Sleep texting: messaggiare nel sonno. Ricerca sui sonnambuli 2.0

A lanciare l'allarme sui danni dell'uso ossessivo degli smartphone è una ricerca della Villanova University pubblicata sulla rivista americana “Journal of American College Health”. Oggetto dello studio è l'effetto che la tecnologia, in particolar modo quella legata a smartphone e tablet, può provocare sulla mente.

Gli osservati sono stati 372, tutti ragazzi e tutti preda dello “sleep texting”, quel comportamento che consiste nell'inviare messaggi mentre ci si sta per addormentare, nel cosiddetto stadio 1 della fase NON-REM, una sorta di stato crepuscolare in cui le nostre attività vanno gradualmente diminuendo. I risultati hanno suscitato notevole interesse: il 25.6% dei ragazzi ha dichiarato di ricordare di aver inviato un messaggio, mentre il restante 72% non ricordava nulla. Inoltre, le comunicazioni spedite appaiono senza senso, prive di logica, spesso con contenuti imbarazzanti.
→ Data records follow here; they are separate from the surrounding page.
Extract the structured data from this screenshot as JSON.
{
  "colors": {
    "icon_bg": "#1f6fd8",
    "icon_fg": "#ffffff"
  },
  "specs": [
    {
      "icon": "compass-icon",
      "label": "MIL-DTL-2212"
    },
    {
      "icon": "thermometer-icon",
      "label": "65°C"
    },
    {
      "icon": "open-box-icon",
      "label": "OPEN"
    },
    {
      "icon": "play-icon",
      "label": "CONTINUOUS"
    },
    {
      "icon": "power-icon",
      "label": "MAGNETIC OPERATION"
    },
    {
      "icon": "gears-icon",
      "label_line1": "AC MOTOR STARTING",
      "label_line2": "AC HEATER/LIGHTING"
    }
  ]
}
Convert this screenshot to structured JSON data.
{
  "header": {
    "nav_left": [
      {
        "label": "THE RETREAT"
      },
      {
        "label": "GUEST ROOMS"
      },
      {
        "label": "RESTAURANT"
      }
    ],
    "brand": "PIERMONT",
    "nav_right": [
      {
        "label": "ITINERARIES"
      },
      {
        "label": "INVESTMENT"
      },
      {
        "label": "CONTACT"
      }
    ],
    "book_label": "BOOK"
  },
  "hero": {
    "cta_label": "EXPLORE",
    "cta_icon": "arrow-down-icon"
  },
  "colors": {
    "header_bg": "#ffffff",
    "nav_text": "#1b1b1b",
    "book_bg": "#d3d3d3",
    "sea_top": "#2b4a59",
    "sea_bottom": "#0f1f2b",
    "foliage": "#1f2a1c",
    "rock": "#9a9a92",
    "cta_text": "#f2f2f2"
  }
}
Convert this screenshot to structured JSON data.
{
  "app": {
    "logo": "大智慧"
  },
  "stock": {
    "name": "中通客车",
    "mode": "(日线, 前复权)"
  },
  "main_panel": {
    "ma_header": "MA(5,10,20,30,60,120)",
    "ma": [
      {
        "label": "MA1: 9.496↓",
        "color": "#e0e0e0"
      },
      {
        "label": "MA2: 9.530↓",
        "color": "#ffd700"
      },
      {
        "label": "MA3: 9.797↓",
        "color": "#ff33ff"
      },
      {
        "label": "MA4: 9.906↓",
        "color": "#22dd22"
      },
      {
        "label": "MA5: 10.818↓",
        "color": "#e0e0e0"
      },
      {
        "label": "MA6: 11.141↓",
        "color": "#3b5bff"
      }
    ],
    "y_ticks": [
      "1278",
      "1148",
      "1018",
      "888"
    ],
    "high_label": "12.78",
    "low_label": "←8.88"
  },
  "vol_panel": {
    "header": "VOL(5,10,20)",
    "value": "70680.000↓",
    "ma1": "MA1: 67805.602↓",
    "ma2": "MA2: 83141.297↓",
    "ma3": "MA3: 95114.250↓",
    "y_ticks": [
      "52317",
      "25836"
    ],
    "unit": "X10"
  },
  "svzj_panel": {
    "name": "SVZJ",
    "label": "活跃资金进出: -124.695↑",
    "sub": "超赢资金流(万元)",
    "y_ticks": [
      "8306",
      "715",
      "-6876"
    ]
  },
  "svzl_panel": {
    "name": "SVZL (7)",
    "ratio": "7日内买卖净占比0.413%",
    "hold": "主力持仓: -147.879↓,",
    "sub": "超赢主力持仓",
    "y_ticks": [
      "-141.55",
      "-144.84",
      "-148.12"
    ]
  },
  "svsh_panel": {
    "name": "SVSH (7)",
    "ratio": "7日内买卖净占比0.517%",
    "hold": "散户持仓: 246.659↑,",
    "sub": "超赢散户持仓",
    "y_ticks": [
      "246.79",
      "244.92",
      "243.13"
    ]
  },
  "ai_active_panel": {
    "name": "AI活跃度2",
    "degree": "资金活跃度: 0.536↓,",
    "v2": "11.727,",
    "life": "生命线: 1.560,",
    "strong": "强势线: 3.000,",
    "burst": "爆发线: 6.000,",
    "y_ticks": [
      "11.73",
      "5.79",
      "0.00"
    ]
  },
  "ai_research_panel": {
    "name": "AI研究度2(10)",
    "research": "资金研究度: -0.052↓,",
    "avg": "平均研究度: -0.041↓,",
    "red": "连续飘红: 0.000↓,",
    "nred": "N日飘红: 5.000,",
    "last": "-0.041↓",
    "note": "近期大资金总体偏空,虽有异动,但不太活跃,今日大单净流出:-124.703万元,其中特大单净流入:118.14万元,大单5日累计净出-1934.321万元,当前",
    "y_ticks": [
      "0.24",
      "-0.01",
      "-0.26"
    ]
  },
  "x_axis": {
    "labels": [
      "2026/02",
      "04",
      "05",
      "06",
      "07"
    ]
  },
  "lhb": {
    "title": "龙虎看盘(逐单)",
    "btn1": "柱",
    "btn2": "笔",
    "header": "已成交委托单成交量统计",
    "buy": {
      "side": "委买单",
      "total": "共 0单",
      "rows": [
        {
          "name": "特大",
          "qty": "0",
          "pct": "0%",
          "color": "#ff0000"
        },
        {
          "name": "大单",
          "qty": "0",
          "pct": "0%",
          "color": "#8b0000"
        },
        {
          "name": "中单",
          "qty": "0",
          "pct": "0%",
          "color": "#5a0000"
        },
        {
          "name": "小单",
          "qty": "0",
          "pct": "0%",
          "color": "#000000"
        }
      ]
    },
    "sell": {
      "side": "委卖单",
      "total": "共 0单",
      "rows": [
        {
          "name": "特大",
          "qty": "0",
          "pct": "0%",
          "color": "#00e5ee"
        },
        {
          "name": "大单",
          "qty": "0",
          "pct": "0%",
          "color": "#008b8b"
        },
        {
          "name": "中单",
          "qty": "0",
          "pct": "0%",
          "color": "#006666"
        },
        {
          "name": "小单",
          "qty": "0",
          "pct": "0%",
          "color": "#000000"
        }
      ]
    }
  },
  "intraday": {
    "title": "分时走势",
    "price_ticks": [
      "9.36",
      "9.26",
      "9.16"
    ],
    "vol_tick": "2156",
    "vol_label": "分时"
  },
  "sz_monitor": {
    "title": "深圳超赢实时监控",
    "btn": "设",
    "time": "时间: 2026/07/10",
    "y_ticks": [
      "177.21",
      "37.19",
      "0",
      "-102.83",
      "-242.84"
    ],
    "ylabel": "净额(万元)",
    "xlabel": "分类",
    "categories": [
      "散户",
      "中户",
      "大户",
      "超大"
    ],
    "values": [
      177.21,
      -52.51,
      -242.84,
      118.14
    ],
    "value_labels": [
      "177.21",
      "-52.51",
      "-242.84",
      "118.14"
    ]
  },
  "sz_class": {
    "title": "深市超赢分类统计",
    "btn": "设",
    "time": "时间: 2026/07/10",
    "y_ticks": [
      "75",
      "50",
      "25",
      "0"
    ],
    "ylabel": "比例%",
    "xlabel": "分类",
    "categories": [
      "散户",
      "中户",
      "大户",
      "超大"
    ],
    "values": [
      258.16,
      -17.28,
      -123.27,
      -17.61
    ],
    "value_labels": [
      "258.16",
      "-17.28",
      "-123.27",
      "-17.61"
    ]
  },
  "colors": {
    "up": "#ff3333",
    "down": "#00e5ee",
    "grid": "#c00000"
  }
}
Elizabeth B. Dowdell, autrice dello studio ha rivelato: “La maggior parte dei ragazzi non aveva memoria di aver inviato messaggi o del loro contenuto. Il fatto di non ricordare non è sorprendente, poiché la ricerca sul sonno ha scoperto che le persone che si svegliano dopo aver dormito per più di qualche minuto non sono in grado di ricordare i minuti trascorsi prima di addormentarsi”.